The attendants now ran forward, and amongst several wounded people who lay on the pavement they found and raised James Stewart, who was only known to be alive by his quick breathing. But the distracted father had little leisure to attend to either of these his wounded sons, and in an instant they were abandoned to the care of those about him; for the boy Duncan, his youngest and his darling child, the pride of his heart, was again heard to shriek from an upper window. The flames were rioting triumphantly within, and every possible approach to him was cut off. [[546]]
“Ladders, ladders!” cried he, in a frenzy; and his people set off in a hopeless search of what he called for.
“Ladders!” cried the Franciscan, with a voice like thunder, as he unexpectedly appeared behind the boy; “ladders! how dost thou dare to call for that help which thou didst refuse to yield to others? Now doth thy fiendish joy begin to be transmewed into mourning, thou accursed instrument in the hands of an incensed God.

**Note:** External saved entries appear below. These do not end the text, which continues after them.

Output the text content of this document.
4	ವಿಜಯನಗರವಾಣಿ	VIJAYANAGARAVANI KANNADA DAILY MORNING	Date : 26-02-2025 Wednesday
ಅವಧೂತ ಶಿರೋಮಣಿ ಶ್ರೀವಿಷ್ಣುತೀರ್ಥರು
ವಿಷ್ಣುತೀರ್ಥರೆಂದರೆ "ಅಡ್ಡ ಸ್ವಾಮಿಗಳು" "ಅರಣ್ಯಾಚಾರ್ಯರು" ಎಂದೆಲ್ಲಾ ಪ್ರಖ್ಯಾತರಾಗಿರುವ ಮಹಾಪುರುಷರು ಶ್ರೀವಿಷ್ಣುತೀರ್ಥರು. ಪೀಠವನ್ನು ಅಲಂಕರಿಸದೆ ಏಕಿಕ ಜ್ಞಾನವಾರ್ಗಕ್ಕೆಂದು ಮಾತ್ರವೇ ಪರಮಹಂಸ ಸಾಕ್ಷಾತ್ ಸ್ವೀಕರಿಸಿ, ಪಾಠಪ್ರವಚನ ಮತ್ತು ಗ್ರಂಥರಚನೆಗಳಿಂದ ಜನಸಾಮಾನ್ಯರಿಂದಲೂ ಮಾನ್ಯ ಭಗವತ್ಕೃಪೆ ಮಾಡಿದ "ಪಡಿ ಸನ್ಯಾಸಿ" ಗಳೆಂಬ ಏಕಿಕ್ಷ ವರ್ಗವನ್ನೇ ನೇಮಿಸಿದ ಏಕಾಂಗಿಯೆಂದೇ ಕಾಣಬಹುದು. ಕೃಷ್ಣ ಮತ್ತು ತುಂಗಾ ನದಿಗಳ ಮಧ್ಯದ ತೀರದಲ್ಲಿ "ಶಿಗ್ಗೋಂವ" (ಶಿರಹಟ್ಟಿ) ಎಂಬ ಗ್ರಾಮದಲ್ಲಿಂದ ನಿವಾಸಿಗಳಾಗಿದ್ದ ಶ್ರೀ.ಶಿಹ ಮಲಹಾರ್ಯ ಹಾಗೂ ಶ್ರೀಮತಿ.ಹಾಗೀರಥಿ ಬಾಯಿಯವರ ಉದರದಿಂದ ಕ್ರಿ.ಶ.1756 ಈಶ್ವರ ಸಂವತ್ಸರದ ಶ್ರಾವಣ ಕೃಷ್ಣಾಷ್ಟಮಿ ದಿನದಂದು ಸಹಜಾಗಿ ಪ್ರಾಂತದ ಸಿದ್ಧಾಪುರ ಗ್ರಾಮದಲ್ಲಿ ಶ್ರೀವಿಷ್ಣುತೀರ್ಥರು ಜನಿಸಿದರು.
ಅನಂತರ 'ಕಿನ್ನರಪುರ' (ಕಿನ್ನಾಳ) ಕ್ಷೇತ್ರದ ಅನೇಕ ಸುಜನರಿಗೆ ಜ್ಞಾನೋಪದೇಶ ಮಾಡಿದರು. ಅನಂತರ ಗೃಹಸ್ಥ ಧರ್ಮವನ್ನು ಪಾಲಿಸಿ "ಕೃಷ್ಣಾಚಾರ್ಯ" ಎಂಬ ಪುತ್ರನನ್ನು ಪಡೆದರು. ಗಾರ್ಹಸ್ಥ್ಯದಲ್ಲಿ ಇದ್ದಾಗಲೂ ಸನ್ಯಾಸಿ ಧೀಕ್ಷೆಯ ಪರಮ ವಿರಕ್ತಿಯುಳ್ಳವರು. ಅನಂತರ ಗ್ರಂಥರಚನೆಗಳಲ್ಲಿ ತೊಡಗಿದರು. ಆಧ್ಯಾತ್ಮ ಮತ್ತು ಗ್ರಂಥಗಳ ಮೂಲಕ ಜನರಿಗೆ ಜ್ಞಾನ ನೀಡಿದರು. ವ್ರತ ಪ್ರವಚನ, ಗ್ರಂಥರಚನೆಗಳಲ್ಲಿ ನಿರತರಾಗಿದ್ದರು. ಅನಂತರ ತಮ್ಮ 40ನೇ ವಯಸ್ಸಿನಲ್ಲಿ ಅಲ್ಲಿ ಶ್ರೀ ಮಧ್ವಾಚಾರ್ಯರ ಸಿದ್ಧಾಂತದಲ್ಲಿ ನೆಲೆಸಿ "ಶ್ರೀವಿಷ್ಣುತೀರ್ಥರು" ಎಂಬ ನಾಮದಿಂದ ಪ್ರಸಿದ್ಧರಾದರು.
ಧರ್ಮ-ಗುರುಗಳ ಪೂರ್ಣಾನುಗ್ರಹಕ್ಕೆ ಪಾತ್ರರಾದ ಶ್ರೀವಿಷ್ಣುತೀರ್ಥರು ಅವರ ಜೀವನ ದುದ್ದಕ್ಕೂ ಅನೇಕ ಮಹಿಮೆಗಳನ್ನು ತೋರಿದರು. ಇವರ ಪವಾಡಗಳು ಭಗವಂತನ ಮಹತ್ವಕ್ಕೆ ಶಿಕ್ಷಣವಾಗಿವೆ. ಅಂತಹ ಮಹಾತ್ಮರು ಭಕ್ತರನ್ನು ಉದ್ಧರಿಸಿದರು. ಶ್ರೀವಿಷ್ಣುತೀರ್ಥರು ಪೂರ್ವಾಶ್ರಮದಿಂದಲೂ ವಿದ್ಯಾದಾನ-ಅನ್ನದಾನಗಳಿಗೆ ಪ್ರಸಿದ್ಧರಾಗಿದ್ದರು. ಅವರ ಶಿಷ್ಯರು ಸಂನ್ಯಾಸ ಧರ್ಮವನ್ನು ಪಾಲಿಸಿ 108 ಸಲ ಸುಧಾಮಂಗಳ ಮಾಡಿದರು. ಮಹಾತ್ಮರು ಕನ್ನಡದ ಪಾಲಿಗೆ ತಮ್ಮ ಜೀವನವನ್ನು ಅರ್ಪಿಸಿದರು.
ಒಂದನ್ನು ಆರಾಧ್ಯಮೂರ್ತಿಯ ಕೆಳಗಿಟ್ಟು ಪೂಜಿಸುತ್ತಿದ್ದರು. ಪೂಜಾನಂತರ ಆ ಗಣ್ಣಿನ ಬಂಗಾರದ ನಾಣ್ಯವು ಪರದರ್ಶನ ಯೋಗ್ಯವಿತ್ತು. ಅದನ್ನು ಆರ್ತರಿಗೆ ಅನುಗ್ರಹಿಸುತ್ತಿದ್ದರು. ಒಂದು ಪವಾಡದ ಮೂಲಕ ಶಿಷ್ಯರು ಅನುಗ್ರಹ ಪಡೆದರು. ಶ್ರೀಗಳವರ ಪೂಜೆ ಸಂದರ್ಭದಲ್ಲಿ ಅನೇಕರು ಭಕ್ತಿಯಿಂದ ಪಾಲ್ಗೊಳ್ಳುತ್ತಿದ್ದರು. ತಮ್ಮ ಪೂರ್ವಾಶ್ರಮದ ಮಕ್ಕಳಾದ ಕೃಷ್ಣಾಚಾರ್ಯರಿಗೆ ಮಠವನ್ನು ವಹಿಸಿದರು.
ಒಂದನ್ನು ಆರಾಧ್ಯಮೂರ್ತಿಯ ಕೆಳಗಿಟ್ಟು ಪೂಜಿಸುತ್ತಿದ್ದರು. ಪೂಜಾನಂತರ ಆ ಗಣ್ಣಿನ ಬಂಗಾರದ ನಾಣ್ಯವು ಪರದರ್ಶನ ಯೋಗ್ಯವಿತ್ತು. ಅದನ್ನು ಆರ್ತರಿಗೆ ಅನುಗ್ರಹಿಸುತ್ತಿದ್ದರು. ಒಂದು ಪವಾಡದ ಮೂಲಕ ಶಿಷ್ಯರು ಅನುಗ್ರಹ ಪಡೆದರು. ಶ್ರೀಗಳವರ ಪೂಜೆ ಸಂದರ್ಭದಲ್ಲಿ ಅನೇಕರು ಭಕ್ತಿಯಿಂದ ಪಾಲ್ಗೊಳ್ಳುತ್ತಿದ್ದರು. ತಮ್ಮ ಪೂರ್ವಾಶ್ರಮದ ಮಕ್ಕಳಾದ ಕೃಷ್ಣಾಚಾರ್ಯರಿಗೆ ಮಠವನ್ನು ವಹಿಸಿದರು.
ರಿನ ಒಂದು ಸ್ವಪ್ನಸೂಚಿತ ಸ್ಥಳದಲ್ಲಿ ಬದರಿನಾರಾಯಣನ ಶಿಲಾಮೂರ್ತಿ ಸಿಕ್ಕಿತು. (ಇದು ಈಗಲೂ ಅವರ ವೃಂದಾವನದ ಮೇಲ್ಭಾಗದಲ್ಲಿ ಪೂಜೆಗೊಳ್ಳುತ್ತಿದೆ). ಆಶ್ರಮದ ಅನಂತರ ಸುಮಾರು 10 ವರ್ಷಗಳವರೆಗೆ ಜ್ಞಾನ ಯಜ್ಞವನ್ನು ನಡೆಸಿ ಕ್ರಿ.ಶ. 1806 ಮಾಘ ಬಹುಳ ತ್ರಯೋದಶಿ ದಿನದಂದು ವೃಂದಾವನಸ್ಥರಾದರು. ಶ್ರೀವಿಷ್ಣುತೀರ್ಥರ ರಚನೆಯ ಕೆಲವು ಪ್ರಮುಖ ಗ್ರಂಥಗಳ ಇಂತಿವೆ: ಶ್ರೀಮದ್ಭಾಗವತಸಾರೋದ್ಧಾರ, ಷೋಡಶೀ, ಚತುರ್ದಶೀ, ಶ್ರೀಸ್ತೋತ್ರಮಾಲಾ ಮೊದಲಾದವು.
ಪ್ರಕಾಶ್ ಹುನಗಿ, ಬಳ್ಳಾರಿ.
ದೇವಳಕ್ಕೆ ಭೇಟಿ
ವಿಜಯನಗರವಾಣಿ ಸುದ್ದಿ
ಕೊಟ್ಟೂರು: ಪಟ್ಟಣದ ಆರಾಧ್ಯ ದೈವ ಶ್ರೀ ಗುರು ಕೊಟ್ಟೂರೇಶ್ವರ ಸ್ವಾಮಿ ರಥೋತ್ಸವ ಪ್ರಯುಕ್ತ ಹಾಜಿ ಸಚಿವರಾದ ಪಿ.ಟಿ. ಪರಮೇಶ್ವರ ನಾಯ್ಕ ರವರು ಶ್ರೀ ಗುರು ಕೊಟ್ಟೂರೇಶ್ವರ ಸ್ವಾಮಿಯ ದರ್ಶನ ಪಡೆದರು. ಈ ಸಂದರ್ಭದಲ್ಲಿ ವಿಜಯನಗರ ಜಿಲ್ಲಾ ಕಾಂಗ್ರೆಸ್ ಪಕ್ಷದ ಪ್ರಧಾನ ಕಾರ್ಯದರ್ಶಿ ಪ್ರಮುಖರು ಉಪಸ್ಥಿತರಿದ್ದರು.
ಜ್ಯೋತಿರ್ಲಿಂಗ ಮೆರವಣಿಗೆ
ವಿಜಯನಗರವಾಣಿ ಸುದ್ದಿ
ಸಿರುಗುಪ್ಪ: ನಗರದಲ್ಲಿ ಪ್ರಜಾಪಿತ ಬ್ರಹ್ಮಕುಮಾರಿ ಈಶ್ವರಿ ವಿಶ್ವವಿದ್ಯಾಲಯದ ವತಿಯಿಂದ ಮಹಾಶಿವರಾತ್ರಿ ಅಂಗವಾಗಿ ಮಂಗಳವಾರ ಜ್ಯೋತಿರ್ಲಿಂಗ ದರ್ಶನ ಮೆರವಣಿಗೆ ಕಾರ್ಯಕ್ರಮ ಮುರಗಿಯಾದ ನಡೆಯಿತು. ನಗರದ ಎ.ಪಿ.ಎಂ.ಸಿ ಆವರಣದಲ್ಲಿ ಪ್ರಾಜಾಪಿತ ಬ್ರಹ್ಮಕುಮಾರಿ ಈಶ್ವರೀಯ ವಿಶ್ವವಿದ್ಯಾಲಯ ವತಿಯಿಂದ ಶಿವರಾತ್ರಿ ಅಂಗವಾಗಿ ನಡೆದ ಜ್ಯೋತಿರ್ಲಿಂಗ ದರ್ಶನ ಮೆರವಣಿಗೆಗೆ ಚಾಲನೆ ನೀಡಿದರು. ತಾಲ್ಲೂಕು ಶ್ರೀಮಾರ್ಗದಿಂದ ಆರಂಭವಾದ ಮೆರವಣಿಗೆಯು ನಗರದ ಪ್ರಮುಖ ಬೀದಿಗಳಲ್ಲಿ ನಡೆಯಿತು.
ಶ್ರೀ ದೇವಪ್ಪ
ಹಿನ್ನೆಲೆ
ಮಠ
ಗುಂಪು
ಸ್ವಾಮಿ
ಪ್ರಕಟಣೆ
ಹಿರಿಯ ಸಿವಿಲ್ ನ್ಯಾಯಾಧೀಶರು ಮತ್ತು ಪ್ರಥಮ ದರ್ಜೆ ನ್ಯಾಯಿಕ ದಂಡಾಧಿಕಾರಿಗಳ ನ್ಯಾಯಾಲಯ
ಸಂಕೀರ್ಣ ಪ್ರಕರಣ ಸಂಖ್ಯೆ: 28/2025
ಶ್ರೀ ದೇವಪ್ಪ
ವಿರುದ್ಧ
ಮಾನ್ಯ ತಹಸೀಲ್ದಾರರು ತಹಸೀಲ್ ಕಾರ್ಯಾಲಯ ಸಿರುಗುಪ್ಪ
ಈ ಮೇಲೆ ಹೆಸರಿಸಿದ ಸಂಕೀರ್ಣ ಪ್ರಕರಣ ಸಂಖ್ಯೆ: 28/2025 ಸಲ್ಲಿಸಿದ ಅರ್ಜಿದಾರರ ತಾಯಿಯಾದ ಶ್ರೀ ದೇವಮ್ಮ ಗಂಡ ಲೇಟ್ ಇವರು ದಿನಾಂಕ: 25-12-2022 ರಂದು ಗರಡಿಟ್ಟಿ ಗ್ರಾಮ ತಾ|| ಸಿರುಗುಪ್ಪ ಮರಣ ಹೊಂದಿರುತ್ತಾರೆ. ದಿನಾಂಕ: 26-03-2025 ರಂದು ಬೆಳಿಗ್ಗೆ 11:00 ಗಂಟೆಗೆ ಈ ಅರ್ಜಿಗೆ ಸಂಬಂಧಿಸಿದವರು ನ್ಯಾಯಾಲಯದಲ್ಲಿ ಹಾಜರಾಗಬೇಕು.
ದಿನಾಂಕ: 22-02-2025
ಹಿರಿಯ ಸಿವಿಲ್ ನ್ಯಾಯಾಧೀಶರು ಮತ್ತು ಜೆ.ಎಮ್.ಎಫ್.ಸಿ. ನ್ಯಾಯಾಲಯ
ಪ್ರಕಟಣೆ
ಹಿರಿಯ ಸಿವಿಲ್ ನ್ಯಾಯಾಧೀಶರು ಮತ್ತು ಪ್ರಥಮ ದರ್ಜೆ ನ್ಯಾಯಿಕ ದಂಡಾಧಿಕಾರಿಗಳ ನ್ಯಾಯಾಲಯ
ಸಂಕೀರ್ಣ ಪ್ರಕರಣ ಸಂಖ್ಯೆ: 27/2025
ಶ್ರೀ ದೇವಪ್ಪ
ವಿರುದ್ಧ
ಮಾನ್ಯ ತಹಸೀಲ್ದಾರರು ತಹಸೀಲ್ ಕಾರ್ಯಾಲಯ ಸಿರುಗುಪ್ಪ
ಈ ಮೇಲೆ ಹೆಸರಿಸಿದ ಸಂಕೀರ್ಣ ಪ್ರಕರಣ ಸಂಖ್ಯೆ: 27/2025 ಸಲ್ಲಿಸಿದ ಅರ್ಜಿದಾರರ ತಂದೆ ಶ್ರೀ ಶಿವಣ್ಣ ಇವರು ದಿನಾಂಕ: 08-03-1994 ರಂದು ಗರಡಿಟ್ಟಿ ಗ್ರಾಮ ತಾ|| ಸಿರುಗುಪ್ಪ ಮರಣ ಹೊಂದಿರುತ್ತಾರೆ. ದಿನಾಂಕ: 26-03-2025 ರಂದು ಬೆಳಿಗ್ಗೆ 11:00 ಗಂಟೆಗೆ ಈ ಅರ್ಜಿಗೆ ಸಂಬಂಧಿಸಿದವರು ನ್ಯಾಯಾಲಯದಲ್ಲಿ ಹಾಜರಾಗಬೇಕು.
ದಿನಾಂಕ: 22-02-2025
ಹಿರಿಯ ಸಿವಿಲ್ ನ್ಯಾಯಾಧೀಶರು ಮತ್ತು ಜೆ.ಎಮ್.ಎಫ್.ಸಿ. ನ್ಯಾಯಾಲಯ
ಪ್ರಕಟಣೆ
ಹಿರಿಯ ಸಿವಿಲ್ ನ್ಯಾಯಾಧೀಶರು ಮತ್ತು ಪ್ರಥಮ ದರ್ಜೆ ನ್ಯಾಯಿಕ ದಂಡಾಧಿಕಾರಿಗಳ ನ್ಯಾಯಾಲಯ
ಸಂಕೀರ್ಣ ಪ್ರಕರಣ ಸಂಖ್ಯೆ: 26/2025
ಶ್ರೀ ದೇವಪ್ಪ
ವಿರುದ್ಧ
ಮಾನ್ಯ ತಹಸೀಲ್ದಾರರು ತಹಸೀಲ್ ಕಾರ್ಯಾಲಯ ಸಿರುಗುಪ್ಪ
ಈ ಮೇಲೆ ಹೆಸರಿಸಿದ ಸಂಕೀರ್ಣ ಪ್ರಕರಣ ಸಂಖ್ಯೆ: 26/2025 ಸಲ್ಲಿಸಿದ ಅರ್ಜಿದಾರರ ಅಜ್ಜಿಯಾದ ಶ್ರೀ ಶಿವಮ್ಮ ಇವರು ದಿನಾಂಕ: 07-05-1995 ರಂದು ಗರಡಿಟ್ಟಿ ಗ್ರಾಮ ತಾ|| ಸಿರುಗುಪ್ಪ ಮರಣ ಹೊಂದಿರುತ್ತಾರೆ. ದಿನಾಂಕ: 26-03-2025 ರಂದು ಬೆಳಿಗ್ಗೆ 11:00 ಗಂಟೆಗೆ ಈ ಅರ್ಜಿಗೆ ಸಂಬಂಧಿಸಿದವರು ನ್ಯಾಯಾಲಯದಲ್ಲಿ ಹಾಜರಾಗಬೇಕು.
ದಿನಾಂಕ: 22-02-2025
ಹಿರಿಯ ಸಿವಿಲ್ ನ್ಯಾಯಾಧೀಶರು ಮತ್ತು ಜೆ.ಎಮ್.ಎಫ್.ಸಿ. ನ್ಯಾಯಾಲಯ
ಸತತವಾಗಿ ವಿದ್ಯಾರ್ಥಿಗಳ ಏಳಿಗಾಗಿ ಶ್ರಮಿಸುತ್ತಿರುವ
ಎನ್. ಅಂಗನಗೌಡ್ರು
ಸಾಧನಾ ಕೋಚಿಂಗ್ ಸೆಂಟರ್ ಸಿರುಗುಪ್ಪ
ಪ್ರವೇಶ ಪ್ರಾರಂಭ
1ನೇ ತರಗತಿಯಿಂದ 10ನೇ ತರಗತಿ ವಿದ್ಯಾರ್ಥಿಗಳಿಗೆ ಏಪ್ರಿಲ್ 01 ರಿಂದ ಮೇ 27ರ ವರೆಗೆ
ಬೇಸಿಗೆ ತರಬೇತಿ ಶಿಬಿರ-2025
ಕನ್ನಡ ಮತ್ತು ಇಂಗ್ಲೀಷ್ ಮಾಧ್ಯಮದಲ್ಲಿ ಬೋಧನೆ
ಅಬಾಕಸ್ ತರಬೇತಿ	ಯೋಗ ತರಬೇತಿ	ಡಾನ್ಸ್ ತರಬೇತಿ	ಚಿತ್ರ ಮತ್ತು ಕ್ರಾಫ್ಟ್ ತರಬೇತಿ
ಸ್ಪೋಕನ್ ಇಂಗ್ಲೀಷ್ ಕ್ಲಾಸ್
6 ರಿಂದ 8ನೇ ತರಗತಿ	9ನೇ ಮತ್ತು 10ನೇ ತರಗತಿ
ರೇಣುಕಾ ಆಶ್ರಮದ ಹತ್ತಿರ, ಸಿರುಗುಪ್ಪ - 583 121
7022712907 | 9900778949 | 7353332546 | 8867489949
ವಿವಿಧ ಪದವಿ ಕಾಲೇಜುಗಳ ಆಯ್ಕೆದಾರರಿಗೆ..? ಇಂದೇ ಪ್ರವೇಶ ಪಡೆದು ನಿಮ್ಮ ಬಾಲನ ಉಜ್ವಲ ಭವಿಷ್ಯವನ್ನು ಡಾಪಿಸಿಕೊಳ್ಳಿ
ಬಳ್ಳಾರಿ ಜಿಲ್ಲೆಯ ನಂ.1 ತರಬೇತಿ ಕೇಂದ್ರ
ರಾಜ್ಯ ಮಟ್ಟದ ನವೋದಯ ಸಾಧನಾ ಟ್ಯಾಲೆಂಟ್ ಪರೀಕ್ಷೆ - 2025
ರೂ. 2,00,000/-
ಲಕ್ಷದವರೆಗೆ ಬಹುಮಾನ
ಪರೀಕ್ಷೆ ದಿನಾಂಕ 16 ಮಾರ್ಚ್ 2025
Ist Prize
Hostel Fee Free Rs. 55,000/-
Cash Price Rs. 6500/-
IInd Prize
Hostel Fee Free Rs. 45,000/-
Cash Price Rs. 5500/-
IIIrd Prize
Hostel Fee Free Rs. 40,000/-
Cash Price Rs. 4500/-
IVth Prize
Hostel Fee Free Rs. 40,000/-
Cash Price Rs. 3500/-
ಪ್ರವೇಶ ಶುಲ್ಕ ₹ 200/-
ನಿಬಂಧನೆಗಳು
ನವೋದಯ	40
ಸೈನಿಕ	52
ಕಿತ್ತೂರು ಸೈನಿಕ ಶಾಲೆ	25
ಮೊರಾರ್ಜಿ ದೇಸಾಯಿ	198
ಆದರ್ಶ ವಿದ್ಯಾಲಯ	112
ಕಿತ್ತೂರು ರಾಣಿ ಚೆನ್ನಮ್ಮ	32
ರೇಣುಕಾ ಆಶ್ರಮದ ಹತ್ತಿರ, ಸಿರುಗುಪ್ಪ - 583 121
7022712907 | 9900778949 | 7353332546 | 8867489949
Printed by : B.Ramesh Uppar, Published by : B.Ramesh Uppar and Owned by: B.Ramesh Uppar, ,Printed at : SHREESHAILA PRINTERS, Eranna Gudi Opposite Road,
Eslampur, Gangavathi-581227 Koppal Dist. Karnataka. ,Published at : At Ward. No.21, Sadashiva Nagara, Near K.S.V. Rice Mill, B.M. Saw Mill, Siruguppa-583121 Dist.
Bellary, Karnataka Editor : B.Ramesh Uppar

Already do two of thy lawless brood lie on that pavement, to be carried home with thee to linger and die; and now this child, thy youngest and dearest, shall be lost to thee by a more speedy fate.” He caught up the boy in his sinewy arms with a savage laugh of triumph, and held him aloft with a gripe so powerful, that his puny efforts to escape were utterly hopeless. “Ha, ha, ha! now may I laugh in my turn,” cried the Franciscan, with a yell that struck to the heart of the Wolfe of Badenoch, and subdued him at once.
“Mercy!” cried he, clasping his hands and wringing them together, and his breath came thick and laborious, so that he could hardly find utterance, as he looked up with stretched eyeballs, expecting every instant to behold the horrible spectacle of his best beloved son’s destruction. “Mercy!—fiend!—ha!—Ladders, ladders!—Oh, mercy, mercy!—Oh, spare my boy!—Oh, mercy, mercy—mercy on my boy!” He sank down on his knees, his broad chest heaving to his very cuirass with its labouring respiration, and his lips moving, even after all power of utterance was denied him.